Shanghai, une opportunité à saisir malgré tout
Malgré la déception des qualifications sprint, Ocon ne baisse pas les bras. Il reste lucide sur le potentiel de la voiture et sur ce que le week-end peut encore offrir. « Nous avons une base sur laquelle travailler, et si nous faisons du bon travail tout au long du week-end, nous pourrons certainement nous battre pour quelque chose de correct. J'espère que ce sera le cas ce week-end. »

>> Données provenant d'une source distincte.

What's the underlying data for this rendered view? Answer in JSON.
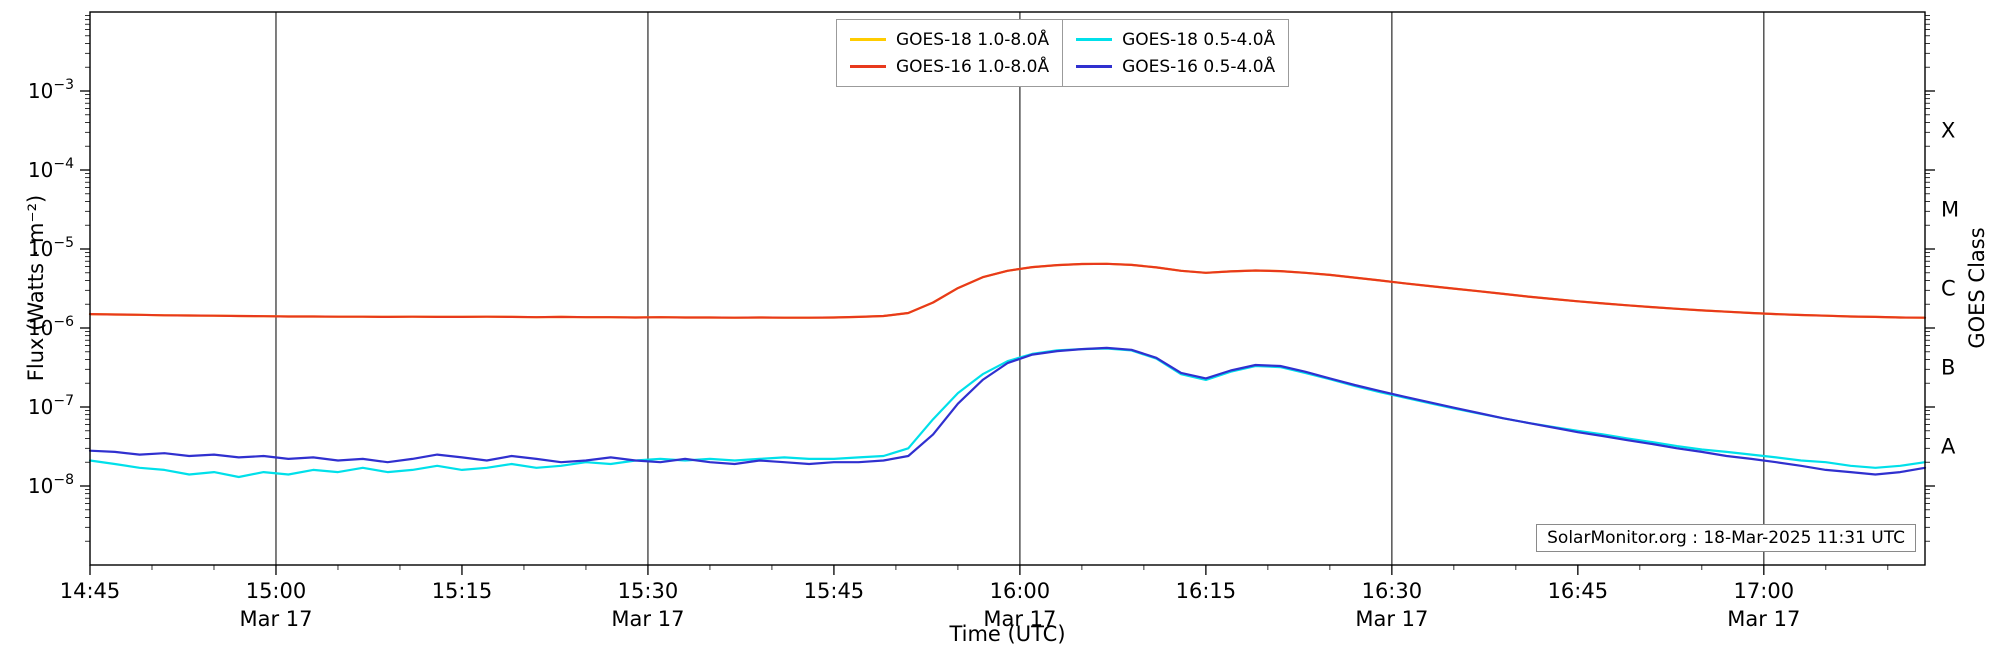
{
  "chart_data": {
    "type": "line",
    "xlabel": "Time (UTC)",
    "ylabel": "Flux (Watts · m⁻²)",
    "ylabel_right": "GOES Class",
    "annotation": "SolarMonitor.org : 18-Mar-2025 11:31 UTC",
    "y_scale": "log",
    "ylim": [
      1e-09,
      0.01
    ],
    "x_range_minutes": [
      0,
      148
    ],
    "x_unit": "minutes since 14:45 UTC (17-Mar-2025)",
    "grid": "vertical lines every 30 min, no horizontal gridlines",
    "legend_position": "top-center",
    "legend_columns": [
      [
        0,
        1
      ],
      [
        2,
        3
      ]
    ],
    "x_ticks": [
      {
        "t": 0,
        "label": "14:45"
      },
      {
        "t": 15,
        "label": "15:00"
      },
      {
        "t": 30,
        "label": "15:15"
      },
      {
        "t": 45,
        "label": "15:30"
      },
      {
        "t": 60,
        "label": "15:45"
      },
      {
        "t": 75,
        "label": "16:00"
      },
      {
        "t": 90,
        "label": "16:15"
      },
      {
        "t": 105,
        "label": "16:30"
      },
      {
        "t": 120,
        "label": "16:45"
      },
      {
        "t": 135,
        "label": "17:00"
      }
    ],
    "x_date_ticks": [
      {
        "t": 15,
        "label": "Mar 17"
      },
      {
        "t": 45,
        "label": "Mar 17"
      },
      {
        "t": 75,
        "label": "Mar 17"
      },
      {
        "t": 105,
        "label": "Mar 17"
      },
      {
        "t": 135,
        "label": "Mar 17"
      }
    ],
    "x_gridlines_t": [
      15,
      45,
      75,
      105,
      135
    ],
    "y_ticks": [
      {
        "exp": -3,
        "base": "10",
        "sup": "−3"
      },
      {
        "exp": -4,
        "base": "10",
        "sup": "−4"
      },
      {
        "exp": -5,
        "base": "10",
        "sup": "−5"
      },
      {
        "exp": -6,
        "base": "10",
        "sup": "−6"
      },
      {
        "exp": -7,
        "base": "10",
        "sup": "−7"
      },
      {
        "exp": -8,
        "base": "10",
        "sup": "−8"
      }
    ],
    "goes_class": [
      {
        "label": "X",
        "log10": -3.5
      },
      {
        "label": "M",
        "log10": -4.5
      },
      {
        "label": "C",
        "log10": -5.5
      },
      {
        "label": "B",
        "log10": -6.5
      },
      {
        "label": "A",
        "log10": -7.5
      }
    ],
    "x_minutes": [
      0,
      2,
      4,
      6,
      8,
      10,
      12,
      14,
      16,
      18,
      20,
      22,
      24,
      26,
      28,
      30,
      32,
      34,
      36,
      38,
      40,
      42,
      44,
      46,
      48,
      50,
      52,
      54,
      56,
      58,
      60,
      62,
      64,
      66,
      68,
      70,
      72,
      74,
      76,
      78,
      80,
      82,
      84,
      86,
      88,
      90,
      92,
      94,
      96,
      98,
      100,
      102,
      104,
      106,
      108,
      110,
      112,
      114,
      116,
      118,
      120,
      122,
      124,
      126,
      128,
      130,
      132,
      134,
      136,
      138,
      140,
      142,
      144,
      146,
      148
    ],
    "series": [
      {
        "name": "GOES-18 1.0-8.0Å",
        "color": "#ffcc00",
        "values": [
          1.5e-06,
          1.48e-06,
          1.47e-06,
          1.45e-06,
          1.44e-06,
          1.43e-06,
          1.42e-06,
          1.41e-06,
          1.4e-06,
          1.4e-06,
          1.39e-06,
          1.39e-06,
          1.38e-06,
          1.39e-06,
          1.38e-06,
          1.38e-06,
          1.39e-06,
          1.38e-06,
          1.37e-06,
          1.38e-06,
          1.37e-06,
          1.37e-06,
          1.36e-06,
          1.37e-06,
          1.36e-06,
          1.36e-06,
          1.35e-06,
          1.36e-06,
          1.35e-06,
          1.35e-06,
          1.36e-06,
          1.38e-06,
          1.42e-06,
          1.55e-06,
          2.1e-06,
          3.2e-06,
          4.4e-06,
          5.3e-06,
          5.9e-06,
          6.25e-06,
          6.45e-06,
          6.5e-06,
          6.3e-06,
          5.85e-06,
          5.3e-06,
          5e-06,
          5.2e-06,
          5.35e-06,
          5.25e-06,
          5e-06,
          4.7e-06,
          4.35e-06,
          4e-06,
          3.68e-06,
          3.4e-06,
          3.15e-06,
          2.92e-06,
          2.7e-06,
          2.5e-06,
          2.33e-06,
          2.18e-06,
          2.05e-06,
          1.94e-06,
          1.84e-06,
          1.75e-06,
          1.67e-06,
          1.61e-06,
          1.55e-06,
          1.5e-06,
          1.46e-06,
          1.43e-06,
          1.4e-06,
          1.38e-06,
          1.36e-06,
          1.35e-06
        ]
      },
      {
        "name": "GOES-16 1.0-8.0Å",
        "color": "#e8391d",
        "values": [
          1.5e-06,
          1.48e-06,
          1.47e-06,
          1.45e-06,
          1.44e-06,
          1.43e-06,
          1.42e-06,
          1.41e-06,
          1.4e-06,
          1.4e-06,
          1.39e-06,
          1.39e-06,
          1.38e-06,
          1.39e-06,
          1.38e-06,
          1.38e-06,
          1.39e-06,
          1.38e-06,
          1.37e-06,
          1.38e-06,
          1.37e-06,
          1.37e-06,
          1.36e-06,
          1.37e-06,
          1.36e-06,
          1.36e-06,
          1.35e-06,
          1.36e-06,
          1.35e-06,
          1.35e-06,
          1.36e-06,
          1.38e-06,
          1.42e-06,
          1.55e-06,
          2.1e-06,
          3.2e-06,
          4.4e-06,
          5.3e-06,
          5.9e-06,
          6.25e-06,
          6.45e-06,
          6.5e-06,
          6.3e-06,
          5.85e-06,
          5.3e-06,
          5e-06,
          5.2e-06,
          5.35e-06,
          5.25e-06,
          5e-06,
          4.7e-06,
          4.35e-06,
          4e-06,
          3.68e-06,
          3.4e-06,
          3.15e-06,
          2.92e-06,
          2.7e-06,
          2.5e-06,
          2.33e-06,
          2.18e-06,
          2.05e-06,
          1.94e-06,
          1.84e-06,
          1.75e-06,
          1.67e-06,
          1.61e-06,
          1.55e-06,
          1.5e-06,
          1.46e-06,
          1.43e-06,
          1.4e-06,
          1.38e-06,
          1.36e-06,
          1.35e-06
        ]
      },
      {
        "name": "GOES-18 0.5-4.0Å",
        "color": "#00e0ea",
        "values": [
          2.1e-08,
          1.9e-08,
          1.7e-08,
          1.6e-08,
          1.4e-08,
          1.5e-08,
          1.3e-08,
          1.5e-08,
          1.4e-08,
          1.6e-08,
          1.5e-08,
          1.7e-08,
          1.5e-08,
          1.6e-08,
          1.8e-08,
          1.6e-08,
          1.7e-08,
          1.9e-08,
          1.7e-08,
          1.8e-08,
          2e-08,
          1.9e-08,
          2.1e-08,
          2.2e-08,
          2.1e-08,
          2.2e-08,
          2.1e-08,
          2.2e-08,
          2.3e-08,
          2.2e-08,
          2.2e-08,
          2.3e-08,
          2.4e-08,
          3e-08,
          7e-08,
          1.5e-07,
          2.6e-07,
          3.8e-07,
          4.7e-07,
          5.2e-07,
          5.4e-07,
          5.5e-07,
          5.2e-07,
          4.1e-07,
          2.6e-07,
          2.2e-07,
          2.8e-07,
          3.3e-07,
          3.2e-07,
          2.7e-07,
          2.25e-07,
          1.85e-07,
          1.55e-07,
          1.32e-07,
          1.12e-07,
          9.6e-08,
          8.3e-08,
          7.2e-08,
          6.3e-08,
          5.6e-08,
          5e-08,
          4.5e-08,
          4e-08,
          3.6e-08,
          3.2e-08,
          2.9e-08,
          2.7e-08,
          2.5e-08,
          2.3e-08,
          2.1e-08,
          2e-08,
          1.8e-08,
          1.7e-08,
          1.8e-08,
          2e-08
        ]
      },
      {
        "name": "GOES-16 0.5-4.0Å",
        "color": "#3030cf",
        "values": [
          2.8e-08,
          2.7e-08,
          2.5e-08,
          2.6e-08,
          2.4e-08,
          2.5e-08,
          2.3e-08,
          2.4e-08,
          2.2e-08,
          2.3e-08,
          2.1e-08,
          2.2e-08,
          2e-08,
          2.2e-08,
          2.5e-08,
          2.3e-08,
          2.1e-08,
          2.4e-08,
          2.2e-08,
          2e-08,
          2.1e-08,
          2.3e-08,
          2.1e-08,
          2e-08,
          2.2e-08,
          2e-08,
          1.9e-08,
          2.1e-08,
          2e-08,
          1.9e-08,
          2e-08,
          2e-08,
          2.1e-08,
          2.4e-08,
          4.5e-08,
          1.1e-07,
          2.2e-07,
          3.6e-07,
          4.6e-07,
          5.1e-07,
          5.4e-07,
          5.6e-07,
          5.3e-07,
          4.2e-07,
          2.7e-07,
          2.3e-07,
          2.9e-07,
          3.4e-07,
          3.3e-07,
          2.8e-07,
          2.3e-07,
          1.9e-07,
          1.6e-07,
          1.35e-07,
          1.15e-07,
          9.8e-08,
          8.4e-08,
          7.2e-08,
          6.3e-08,
          5.5e-08,
          4.8e-08,
          4.3e-08,
          3.8e-08,
          3.4e-08,
          3e-08,
          2.7e-08,
          2.4e-08,
          2.2e-08,
          2e-08,
          1.8e-08,
          1.6e-08,
          1.5e-08,
          1.4e-08,
          1.5e-08,
          1.7e-08
        ]
      }
    ]
  }
}
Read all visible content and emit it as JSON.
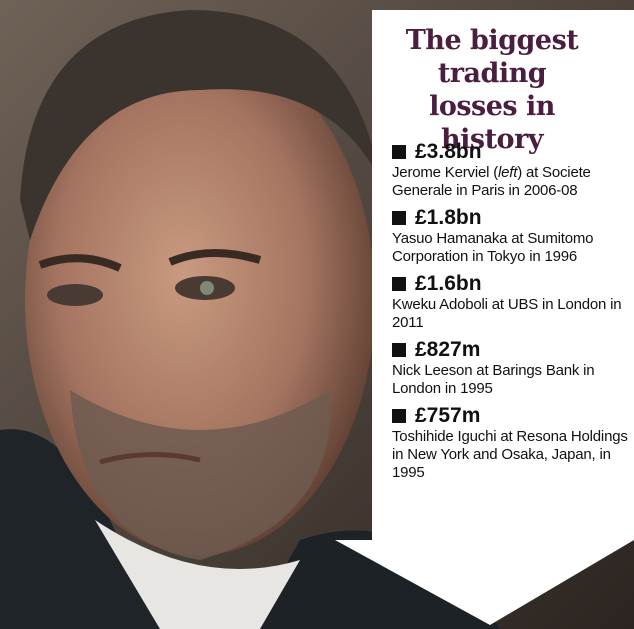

Le circuit de Shanghai présente en effet des caractéristiques différentes de Melbourne : davantage de virages lents permettent une meilleure récupération d'énergie au freinage, ce qui réduit la dépendance au « super clipping » et à la gestion d'énergie agressive. Une topographie qui pourrait, en théorie, mieux convenir à la VF-26 si l'équipe parvient à régler les problèmes d'instabilité. À ce sujet, l'article sur le super clipping et la domination Mercedes à Shanghai éclaire bien les spécificités techniques du circuit.
La course du dimanche reste donc une opportunité réelle pour Ocon de démontrer qu'il est capable de performer malgré les handicaps techniques qui l'ont plombé depuis le début de saison. C'est peut-être là que le vrai leader technique de Haas devra se révéler — non pas en qualifications, où la voiture semble particulièrement capricieuse, mais sur la distance, en gérant la dégradation et en optimisant chaque stratégie disponible.
Un tournant nécessaire pour Ocon et Haas
Le partenariat renforcé avec Toyota Gazoo Racing — qui a conduit l'équipe à se rebaptiser TGR Haas F1 Team — devait symboliser un nouveau départ ambitieux. La VF-26, saluée comme une avancée significative lors des essais de Bahreïn avec une cinquième position au classement de rapidité, semblait prometteuse. Mais la réalité des deux premiers week-ends de compétition a tempéré cet optimisme.
Pour Esteban Ocon, la pression est double : celle d'un management qui attend davantage, et celle d'un coéquipier qui continue de livrer des performances solides. Chaque week-end qui passe sans que les problèmes techniques soient résolus est un week-end de perdu dans la lutte pour les points au championnat — et potentiellement, dans la bataille pour sa propre crédibilité au sein de l'équipe. Le fossé entre comprendre les problèmes et les résoudre devra être comblé au plus vite, sous peine de voir cette saison 2026 ressembler dangereusement à 2025.